NodeJS cluster wrapper to gracefully manage workers
Regiment abuses the NodeJS cluster module in order to seamlessly replace workers after certain
criteria is met. The goal is to keep the cluster up without dropping requests.
npm install --save regiment
var Regiment = require('regiment');
var Express = require('express');
var app = Express();
// You can use either or both of the provided criteria middlewares, or contribute your own
app.use(Regiment.middleware.MemoryFootprint(750)); // Replace workers after rss reaches 750mb
app.use(Regiment.middleware.RequestCount(1000)); // Replace workers after every 1000 requests
Regiment(function(workerId) { return app.listen(); }); // default options
Regiment(function(workerId) { return app.listen(); }, options); // with options
{
numWorkers: 1, // Number of workers you want -- defaults to number of CPUs
deadline: 5000, // Milliseconds to wait for worker to gracefully die before forcing death
}
You have a leak in production and want your application to stay up while you figure out what is
going on or wait for a dependency to fix their leak.
You are familiar with max-old-space-size
and other V8 knobs that crash your application
when the threshold is met instead of gracefully responding to outstanding requests.

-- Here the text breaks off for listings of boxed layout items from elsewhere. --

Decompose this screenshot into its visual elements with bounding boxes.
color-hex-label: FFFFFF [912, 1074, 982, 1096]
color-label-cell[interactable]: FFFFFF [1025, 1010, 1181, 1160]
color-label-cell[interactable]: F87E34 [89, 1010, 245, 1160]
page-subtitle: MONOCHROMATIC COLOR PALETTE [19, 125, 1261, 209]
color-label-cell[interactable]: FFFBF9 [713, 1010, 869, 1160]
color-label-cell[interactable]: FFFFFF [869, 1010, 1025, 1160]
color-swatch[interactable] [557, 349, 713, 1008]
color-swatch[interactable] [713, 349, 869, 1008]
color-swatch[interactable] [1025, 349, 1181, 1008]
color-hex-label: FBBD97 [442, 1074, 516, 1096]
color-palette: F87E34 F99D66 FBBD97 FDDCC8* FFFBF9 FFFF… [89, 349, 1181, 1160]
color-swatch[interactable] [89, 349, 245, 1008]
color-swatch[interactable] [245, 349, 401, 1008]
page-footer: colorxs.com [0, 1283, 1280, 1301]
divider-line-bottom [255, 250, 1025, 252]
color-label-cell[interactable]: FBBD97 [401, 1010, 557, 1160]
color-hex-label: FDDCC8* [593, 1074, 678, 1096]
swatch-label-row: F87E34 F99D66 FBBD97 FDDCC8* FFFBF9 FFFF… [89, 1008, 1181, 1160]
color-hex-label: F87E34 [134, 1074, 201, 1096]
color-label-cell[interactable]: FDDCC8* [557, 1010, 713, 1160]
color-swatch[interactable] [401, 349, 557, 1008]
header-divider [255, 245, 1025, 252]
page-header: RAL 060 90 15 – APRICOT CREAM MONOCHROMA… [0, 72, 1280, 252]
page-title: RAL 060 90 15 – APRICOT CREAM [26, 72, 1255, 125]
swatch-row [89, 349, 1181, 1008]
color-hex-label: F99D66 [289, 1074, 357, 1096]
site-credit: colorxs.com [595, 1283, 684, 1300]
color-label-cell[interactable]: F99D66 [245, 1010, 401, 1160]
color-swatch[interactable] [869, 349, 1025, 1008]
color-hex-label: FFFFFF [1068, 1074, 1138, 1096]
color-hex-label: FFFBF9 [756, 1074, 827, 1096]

Workers use middleware to monitor for certain conditions like RSS size or requests served. When the
criteria for replacement is met, a worker signals that it needs to be replaced by sending a message
to the cluster.
The cluster receives the message and spins up a new worker. The cluster listens for the new worker
and sends a signal to the old worker which instructs it to not accept any new connections and to
exit after servicing all current requests. The old worker is then disconnected from the cluster
and receives no new requests.
Note: You can have up to 2x numWorkers
when replacements come online but before the old
ones gracefully die. This is temporary and by design as it drops back down to numWorkers
.
Note: By default, the number of workers is set to the number of available CPUs. This module works
just as well on small dynos where the number of CPUs is 1. A new worker is spawned and the old one
is replaced. The default for deadline is 15 seconds. HTTP-Cluster will wait this amount of time
for the worker to die by itself and then forcefully kill it.
I was heavily inspired by @hunterloftis’s Throng library and Forky.